Hiding his unrequited love for Hilda under whatever he’s carting off at the time, is a sparkly-suited but mute repo-man, Claude Back (Paul Jenden as the bad sad clown). His ‘big cheese’ boss and the Hardup’s landlady Mrs Stilton (Jane Waddell, preening like a home-grown Cruella in burnt orange headdress) plays the capitalist villain.

Mrs Stilton’s daughter Paris (a deliciously air-headed Danielle Mason) swans about with her pet dog Mimi, spending Mummy’s money.
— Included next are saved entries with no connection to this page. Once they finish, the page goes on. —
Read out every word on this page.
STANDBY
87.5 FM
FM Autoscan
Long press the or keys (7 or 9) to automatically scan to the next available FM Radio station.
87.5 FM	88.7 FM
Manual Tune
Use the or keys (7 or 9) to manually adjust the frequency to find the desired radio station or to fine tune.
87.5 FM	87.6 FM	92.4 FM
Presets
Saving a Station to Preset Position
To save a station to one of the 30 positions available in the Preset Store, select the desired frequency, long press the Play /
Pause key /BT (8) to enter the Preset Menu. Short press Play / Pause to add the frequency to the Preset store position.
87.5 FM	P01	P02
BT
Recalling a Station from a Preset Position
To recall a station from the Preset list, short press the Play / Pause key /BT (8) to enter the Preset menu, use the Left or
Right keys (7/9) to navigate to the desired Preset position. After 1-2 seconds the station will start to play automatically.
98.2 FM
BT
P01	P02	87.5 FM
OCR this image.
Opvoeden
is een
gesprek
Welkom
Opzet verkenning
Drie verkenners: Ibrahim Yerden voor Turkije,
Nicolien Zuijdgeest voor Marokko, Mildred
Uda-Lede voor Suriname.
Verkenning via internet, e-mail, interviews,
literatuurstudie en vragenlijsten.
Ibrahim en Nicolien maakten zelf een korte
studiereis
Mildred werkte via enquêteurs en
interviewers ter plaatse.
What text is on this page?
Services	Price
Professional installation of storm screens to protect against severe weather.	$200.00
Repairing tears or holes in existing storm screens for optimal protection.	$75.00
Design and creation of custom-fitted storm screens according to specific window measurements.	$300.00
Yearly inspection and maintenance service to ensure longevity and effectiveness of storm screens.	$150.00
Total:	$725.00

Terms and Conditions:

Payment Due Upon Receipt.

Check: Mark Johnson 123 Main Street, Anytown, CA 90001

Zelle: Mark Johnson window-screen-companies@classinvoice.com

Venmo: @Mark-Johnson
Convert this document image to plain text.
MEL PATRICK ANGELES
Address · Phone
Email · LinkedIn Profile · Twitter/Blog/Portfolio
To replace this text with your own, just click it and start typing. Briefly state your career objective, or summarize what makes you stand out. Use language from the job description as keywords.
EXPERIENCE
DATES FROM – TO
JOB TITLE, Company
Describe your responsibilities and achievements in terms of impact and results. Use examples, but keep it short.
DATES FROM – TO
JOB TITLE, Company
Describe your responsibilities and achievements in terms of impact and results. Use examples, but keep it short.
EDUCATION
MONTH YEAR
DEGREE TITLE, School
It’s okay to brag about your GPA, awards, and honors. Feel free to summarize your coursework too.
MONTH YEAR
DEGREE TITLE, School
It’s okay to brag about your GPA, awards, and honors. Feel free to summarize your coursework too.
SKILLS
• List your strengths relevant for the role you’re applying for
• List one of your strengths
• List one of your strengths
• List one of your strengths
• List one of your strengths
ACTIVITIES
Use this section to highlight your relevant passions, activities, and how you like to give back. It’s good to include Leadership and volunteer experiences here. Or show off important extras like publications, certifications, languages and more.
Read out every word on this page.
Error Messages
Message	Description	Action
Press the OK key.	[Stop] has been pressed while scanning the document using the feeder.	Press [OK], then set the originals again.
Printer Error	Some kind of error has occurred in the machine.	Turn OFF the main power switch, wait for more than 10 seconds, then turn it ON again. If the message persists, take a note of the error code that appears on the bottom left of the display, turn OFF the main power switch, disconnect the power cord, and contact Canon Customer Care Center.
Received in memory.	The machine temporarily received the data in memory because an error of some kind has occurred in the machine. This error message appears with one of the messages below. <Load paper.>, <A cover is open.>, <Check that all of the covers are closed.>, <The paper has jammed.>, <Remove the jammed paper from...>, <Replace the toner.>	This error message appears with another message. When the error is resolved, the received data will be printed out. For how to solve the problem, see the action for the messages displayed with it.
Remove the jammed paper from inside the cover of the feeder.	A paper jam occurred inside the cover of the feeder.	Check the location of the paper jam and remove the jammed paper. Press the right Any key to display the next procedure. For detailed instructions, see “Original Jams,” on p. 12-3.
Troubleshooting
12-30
Jack fancies her, of course, and the vice is versa despite his verses, Sam Hunt-style, except she knows their love cannot be: "He’s poor!" And so the classic ‘princess’-and-the-pauper panto scenario plays out.

A rosy-cheeked Jeff Kingsford-Brown completes the cast as Bob the (mad) butcher, also wanting his bills to be paid, and in the farmers’ market scene, where Betsy gets sold for (magic) beans, Wilson offers a wonderfully wafty cameo as Aunty Pam, Hilda’s New Age stall-holding sister.

In Act Two, above-the-clouds, Kingsford-Brown becomes the green giant’s Immigration Officer, where Gibson is the golden egg-laying Goosey, Waddell is Gertie Grabber the cook and Jenden is the Golden Harp – all wondrously surrealised.

While the fact that Paris, Jack and Hilda are all to be fattened up to feed the giant clearly gives them the moral right to destroy him, Roger Hall deftly avoids the rewarding of greed and the notion of getting something for nothing by allowing the Hardups just enough, in the end, to pay off their debts.

Integral to the show throughout are Michael Nicholas Williams on keyboards and Sue Dunlop on guitar, backing the splendid original songs (by Williams and Jenden) and punctuating a great deal of the wacky action, played out in a typical Jenden setting of hanging fabrics.

As befits the genre, Hall has done a great job of colloquialising the traditional folk tale and used every opportunity to slip in topical gags for the grown-ups. Director Sue Wilson gives life and shape to the whimsy, abetted by Jenden’s choreography, although the second performance (the first Sunday matinee) did run quite a bit longer than the expected 2 hours 10 minutes (including interval).

The whole cast is relaxed, engaging and charming but the show’s knowing tone is pitched more at the adults than their children or grand children. The youngsters who accompanied us thought it was fun and funny but I feel there is nothing really awesome – in the true sense of the word – in the experience for them.

The growing of the beanstalk, for example and the climbing of it could be more convincingly staged. And the giant himself, well set up with reverberating footsteps that make mere mortal bounce as they tremble, and with a resonant Scots voice – "Fe fi fo fum …" – is finally a bit of a physical fizzer just when he should be at his most scary. But this may be a conscious choice aimed at avoiding traumatising children. Do we need to protect them this way?  

These quibbles aside, this Jack and the Beanstalk delivers the pantomime goods in fine style.

Footnote:  I’m pleased to observe that most of the songs are sung in natural Kiwi voices. Only once does Jack go American, with ‘Gonna clarm the beanstark’ which, to my ear, is as weird as a Hamlet actor suddenly going all posh and phoney when he gets to a soliloquy. Am I alone in thinking this?

Comments

Jules November 19th, 2007

To be fair about the length of the show on Sunday - firstly it was a full house (what a shameless piece of self-promotion...) and it always takes a little longer to get everyone seated when it's full, secondly, the show went up slightly later because we were awaiting a bus-load of retirees from a home in Upper Hutt (we were warned they'd be late because they were finishing their scones), and despite all this we finished the show at around 6:15 (meant to start at 4:00) - which I only know because I spotted the clock on the way up to the dressing room as I was hoping to get to a movie at 6:30. Fussy, I know, but true... so I don't think we did too badly in trying to get everyone back out into the glorious sunshine.